There are a lot of ways to improve these models. The simplest one is based on counting. Using the address matching model as a use-case, we can simply count how many dispatches are coming from each rule (like the toy model example
“jumeirah village triangle” -> (latitude, longitude)), compute the delivery performance (=deliveries/dispatches) for each rule, and prune the badly performing ones. There’s an exploration-exploitation trade-off here, so we use an epsilon-greedy strategy. For more on this, see multi-armed bandits.
Good Machine Learning goes hand in hand with good Data Engineering and Analytics. This project came out of building 100s of charts and metrics to understand and visualize Fetchr’s operations and business. For this project, the most relevant were:
- Repeat %: what % of our daily dispatches are going to customer we’ve delivered to before; the higher, the easier it is to do a good job on predicting customer location and behaviour based on past data. Since Fetchr is very successful and operates at scale, we have a fair share of repeats.
- Scheduling accuracy: scheduling accuracy is the % of deliveries where the scheduled coordinate and the delivery coordinate is within X meters.

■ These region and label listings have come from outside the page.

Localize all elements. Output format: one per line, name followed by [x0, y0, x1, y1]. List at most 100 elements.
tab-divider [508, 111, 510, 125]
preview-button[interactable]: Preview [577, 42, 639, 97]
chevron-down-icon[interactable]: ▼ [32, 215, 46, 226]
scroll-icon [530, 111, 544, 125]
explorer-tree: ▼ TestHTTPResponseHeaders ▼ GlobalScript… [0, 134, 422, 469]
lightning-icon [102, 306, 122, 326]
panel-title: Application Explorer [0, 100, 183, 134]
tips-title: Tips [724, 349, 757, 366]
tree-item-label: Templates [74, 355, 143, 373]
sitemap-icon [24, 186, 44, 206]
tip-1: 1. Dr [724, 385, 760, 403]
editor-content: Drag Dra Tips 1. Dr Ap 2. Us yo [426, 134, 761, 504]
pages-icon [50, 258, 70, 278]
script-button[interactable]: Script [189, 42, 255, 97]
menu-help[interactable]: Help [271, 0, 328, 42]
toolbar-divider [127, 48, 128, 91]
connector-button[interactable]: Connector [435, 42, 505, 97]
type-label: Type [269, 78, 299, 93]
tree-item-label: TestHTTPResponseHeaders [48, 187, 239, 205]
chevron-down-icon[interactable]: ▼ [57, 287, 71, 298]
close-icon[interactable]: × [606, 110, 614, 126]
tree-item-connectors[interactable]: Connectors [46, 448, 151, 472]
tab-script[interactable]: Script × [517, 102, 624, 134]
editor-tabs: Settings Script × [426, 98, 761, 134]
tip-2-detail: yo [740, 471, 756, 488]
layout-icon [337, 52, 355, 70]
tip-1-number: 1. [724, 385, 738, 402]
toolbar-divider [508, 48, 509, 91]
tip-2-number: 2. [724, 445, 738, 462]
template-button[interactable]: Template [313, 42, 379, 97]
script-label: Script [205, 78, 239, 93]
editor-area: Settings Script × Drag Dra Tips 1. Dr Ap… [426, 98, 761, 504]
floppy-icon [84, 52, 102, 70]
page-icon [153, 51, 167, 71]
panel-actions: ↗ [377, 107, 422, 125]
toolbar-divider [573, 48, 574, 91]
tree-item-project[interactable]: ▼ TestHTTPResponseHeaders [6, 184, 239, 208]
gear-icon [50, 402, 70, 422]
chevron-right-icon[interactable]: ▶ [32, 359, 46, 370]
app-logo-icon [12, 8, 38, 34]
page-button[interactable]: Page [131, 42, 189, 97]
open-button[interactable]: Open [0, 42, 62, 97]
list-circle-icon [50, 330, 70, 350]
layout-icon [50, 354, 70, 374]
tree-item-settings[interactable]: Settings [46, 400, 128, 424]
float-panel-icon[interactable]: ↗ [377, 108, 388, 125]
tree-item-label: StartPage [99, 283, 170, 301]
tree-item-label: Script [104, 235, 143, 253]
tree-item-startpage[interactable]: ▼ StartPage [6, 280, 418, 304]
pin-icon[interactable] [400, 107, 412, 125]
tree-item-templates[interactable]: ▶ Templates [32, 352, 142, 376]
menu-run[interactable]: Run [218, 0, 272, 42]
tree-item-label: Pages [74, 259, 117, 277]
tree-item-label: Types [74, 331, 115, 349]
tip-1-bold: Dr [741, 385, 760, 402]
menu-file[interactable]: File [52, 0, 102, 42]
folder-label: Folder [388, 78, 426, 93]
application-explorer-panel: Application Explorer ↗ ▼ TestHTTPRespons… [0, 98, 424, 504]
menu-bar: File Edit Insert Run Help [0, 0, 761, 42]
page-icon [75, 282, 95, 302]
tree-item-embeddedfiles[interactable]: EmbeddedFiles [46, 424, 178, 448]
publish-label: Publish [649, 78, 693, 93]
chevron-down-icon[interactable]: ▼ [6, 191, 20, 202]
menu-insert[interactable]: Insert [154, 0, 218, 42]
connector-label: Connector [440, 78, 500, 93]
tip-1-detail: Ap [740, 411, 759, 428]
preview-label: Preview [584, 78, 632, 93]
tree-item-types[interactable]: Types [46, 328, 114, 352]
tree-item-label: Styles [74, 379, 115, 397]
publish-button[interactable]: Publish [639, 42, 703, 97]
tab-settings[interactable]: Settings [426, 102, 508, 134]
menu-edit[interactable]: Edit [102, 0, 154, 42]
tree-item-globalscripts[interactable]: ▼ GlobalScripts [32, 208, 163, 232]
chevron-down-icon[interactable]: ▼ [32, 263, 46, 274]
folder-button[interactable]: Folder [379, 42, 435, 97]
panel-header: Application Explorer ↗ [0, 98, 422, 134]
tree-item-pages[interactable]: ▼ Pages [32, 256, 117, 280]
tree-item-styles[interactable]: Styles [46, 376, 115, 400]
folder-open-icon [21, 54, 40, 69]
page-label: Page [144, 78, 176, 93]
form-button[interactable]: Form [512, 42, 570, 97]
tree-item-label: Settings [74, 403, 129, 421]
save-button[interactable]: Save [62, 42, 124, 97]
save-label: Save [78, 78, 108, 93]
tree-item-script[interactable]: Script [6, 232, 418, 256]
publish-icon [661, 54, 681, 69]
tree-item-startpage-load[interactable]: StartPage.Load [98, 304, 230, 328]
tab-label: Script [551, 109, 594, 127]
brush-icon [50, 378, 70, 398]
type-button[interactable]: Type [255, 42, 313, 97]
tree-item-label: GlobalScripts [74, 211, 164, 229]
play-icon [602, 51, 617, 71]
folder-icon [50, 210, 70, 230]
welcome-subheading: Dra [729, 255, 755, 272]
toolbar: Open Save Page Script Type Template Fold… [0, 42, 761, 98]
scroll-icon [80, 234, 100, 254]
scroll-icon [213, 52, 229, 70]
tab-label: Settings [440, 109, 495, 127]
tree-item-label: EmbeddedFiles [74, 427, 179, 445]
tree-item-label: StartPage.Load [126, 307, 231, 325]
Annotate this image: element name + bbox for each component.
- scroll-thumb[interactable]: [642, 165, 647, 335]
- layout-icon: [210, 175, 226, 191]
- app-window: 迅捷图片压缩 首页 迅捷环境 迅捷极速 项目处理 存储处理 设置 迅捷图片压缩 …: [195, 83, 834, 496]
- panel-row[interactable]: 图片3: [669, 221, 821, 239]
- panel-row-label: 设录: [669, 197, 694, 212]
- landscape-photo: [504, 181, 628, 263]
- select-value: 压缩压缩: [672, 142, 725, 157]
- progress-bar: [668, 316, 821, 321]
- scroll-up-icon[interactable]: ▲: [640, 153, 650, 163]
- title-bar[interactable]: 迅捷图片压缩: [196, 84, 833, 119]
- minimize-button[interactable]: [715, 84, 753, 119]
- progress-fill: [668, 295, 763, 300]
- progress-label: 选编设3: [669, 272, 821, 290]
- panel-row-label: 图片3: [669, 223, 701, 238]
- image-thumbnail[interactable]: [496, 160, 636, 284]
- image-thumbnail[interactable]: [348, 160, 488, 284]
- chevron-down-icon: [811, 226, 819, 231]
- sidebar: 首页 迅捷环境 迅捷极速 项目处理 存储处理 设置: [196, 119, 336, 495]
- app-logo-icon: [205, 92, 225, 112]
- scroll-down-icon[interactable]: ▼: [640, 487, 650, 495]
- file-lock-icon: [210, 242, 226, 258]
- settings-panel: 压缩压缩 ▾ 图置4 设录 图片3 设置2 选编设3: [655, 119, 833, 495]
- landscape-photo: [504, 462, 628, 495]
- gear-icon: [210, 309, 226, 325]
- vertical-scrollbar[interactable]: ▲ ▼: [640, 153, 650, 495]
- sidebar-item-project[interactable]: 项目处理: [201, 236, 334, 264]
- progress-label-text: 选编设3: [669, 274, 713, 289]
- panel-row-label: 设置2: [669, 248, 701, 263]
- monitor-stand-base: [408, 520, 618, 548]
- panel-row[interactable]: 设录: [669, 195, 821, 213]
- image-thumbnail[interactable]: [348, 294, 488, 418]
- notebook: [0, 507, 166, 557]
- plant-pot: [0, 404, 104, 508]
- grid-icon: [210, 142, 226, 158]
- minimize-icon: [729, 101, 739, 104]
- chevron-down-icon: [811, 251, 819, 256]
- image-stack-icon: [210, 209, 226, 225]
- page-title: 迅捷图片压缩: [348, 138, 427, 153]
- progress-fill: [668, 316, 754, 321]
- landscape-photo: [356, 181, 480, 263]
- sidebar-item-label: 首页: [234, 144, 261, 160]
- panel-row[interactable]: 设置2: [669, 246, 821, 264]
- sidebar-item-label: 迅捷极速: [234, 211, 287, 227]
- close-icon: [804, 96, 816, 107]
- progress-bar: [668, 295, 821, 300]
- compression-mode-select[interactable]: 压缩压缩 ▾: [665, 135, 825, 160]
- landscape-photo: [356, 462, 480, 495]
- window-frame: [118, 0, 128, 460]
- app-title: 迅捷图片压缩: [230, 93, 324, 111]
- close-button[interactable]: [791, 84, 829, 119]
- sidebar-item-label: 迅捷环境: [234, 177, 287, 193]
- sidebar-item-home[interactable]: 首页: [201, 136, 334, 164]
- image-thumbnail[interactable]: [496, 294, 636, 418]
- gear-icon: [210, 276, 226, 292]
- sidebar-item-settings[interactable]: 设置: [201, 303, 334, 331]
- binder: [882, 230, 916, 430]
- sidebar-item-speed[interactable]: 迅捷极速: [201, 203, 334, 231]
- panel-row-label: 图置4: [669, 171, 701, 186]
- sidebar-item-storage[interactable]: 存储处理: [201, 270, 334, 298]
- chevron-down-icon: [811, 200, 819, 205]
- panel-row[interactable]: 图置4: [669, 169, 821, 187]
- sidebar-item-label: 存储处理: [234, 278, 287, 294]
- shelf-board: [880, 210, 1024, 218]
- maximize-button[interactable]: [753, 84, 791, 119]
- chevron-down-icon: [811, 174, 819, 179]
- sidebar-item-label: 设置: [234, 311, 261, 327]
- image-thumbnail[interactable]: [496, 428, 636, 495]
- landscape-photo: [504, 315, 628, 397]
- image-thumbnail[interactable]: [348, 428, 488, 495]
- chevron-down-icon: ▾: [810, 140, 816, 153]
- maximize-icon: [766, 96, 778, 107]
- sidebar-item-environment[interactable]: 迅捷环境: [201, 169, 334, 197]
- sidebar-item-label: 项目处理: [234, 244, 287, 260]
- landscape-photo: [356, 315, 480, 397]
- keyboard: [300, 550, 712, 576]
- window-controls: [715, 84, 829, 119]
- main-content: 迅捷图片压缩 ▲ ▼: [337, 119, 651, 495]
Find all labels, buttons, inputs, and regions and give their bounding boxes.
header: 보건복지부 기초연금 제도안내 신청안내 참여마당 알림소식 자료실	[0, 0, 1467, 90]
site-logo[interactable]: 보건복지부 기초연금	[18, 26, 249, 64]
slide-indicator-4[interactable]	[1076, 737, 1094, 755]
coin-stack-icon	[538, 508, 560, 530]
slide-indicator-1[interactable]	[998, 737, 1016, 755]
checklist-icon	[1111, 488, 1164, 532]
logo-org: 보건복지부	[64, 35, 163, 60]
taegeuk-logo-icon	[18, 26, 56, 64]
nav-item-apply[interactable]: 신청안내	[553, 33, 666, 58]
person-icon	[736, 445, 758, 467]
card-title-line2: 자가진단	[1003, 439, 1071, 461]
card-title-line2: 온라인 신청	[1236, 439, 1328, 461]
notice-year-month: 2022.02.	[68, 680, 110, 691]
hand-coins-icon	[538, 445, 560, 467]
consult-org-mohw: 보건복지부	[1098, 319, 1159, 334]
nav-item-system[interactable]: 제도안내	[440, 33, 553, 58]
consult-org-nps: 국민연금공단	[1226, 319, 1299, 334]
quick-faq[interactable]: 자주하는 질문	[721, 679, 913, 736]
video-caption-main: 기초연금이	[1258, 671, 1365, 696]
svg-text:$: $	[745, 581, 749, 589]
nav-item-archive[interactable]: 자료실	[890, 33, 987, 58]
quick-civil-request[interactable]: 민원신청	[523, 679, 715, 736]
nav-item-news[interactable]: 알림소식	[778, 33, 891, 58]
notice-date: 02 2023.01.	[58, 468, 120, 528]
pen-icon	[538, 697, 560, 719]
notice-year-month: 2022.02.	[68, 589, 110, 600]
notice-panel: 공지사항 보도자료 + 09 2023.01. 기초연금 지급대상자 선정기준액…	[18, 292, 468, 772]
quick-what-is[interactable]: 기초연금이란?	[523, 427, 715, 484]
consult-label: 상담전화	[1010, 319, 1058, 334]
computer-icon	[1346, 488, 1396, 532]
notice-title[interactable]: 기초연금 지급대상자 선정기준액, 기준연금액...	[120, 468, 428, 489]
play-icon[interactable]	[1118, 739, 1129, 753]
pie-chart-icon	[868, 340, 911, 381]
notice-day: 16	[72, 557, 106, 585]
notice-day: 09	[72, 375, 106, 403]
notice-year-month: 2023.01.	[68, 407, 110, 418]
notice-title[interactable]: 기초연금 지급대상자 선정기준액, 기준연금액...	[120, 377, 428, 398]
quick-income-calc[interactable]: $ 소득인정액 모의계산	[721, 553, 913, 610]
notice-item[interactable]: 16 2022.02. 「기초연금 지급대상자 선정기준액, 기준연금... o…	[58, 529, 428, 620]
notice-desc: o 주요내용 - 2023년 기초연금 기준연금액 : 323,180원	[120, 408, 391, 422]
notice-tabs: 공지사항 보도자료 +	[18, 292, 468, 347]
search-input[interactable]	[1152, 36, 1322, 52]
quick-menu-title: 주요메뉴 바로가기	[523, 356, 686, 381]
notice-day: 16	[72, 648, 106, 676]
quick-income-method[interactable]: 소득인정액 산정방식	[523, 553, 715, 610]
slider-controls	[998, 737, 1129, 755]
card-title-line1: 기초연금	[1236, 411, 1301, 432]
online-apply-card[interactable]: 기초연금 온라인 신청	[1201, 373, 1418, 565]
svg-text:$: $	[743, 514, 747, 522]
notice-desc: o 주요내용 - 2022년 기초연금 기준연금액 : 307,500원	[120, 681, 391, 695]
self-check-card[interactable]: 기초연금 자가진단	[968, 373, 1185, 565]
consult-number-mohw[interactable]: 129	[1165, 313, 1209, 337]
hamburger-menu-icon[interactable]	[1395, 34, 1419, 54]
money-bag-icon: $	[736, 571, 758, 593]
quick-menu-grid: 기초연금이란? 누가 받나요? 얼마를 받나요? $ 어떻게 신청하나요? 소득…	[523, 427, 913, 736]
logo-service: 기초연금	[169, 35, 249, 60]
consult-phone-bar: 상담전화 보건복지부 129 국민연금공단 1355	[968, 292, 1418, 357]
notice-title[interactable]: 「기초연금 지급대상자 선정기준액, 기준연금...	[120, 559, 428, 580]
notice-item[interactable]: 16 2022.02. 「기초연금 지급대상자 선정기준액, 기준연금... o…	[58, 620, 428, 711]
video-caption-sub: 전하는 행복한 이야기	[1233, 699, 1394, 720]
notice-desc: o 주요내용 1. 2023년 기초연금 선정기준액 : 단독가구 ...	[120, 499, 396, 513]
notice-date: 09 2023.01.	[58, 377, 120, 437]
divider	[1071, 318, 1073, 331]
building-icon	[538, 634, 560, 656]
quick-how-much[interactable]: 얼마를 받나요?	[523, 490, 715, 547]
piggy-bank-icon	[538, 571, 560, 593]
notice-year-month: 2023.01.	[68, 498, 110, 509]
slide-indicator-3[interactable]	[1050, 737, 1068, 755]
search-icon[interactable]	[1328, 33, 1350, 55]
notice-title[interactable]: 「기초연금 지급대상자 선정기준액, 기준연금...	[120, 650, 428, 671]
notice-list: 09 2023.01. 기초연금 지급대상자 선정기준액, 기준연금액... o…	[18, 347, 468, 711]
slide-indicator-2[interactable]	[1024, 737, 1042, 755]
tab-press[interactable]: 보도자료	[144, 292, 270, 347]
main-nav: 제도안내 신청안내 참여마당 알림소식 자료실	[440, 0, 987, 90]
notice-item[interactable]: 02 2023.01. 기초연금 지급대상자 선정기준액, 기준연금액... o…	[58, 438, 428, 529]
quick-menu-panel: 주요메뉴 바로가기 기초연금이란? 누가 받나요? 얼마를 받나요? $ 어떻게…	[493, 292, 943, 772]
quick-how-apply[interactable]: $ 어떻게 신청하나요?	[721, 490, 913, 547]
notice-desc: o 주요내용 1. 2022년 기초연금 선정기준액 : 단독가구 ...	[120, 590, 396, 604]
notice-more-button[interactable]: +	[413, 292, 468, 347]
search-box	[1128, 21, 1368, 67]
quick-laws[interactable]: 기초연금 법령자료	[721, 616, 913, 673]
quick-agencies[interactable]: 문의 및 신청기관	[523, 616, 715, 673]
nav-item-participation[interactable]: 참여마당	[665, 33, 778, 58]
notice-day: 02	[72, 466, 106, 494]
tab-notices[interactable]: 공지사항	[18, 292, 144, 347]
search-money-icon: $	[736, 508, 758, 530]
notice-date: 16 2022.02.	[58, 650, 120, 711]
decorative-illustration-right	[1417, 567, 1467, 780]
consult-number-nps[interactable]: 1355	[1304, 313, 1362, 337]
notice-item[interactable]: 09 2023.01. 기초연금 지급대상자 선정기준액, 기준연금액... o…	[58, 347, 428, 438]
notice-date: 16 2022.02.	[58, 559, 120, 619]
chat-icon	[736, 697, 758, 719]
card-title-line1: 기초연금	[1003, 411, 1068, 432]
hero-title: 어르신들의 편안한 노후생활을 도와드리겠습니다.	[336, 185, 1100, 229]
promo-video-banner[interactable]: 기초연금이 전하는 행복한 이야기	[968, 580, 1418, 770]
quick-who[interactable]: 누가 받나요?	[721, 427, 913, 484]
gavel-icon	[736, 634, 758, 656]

The challenge is, the delivery coordinate is unreliable: sometimes the drivers update the order status hours after the delivery event (eg. while having coffee), so the delivery coordinate is unreliable. The scheduled coordinate itself could also be incorrect. But when the two are close together, it’s very likely that they point to the correct location. Scheduling accuracy can also be benchmarked when back-testing models.
- Delivery performance: Delivery performance is a daily metric, it’s the % of dispatches that are successfully delivered. Delivery performance is not something we can back-test when building models, it has to be measured in production, experimentally, eg. on a small 1% release. (Delivery performance is the One Metric That Matters for delivery companies, we live and die by it.)
- Scheduling channel splits, model splits: also a daily metric, it shows what % of dispatches came from which scheduling channel (call center, ML, self-scheduling, etc.), and specifically for the ML channel, what % came from which model.
- Conversion: of all orders passed to the ML model for coordinate prediction, what % do we return a coordinate (instead of
The delivery coordinate prediction service has been a great success at Fetchr. The version currently in production is relatively simple, easy to understand and tunable, and adding exceptions is easy. There are lots of improvement opportunities in the current models themselves, ordering of models based on features, and of course making more complex models. Our goal is to go further up and toward the right in (conversion, accuracy) space!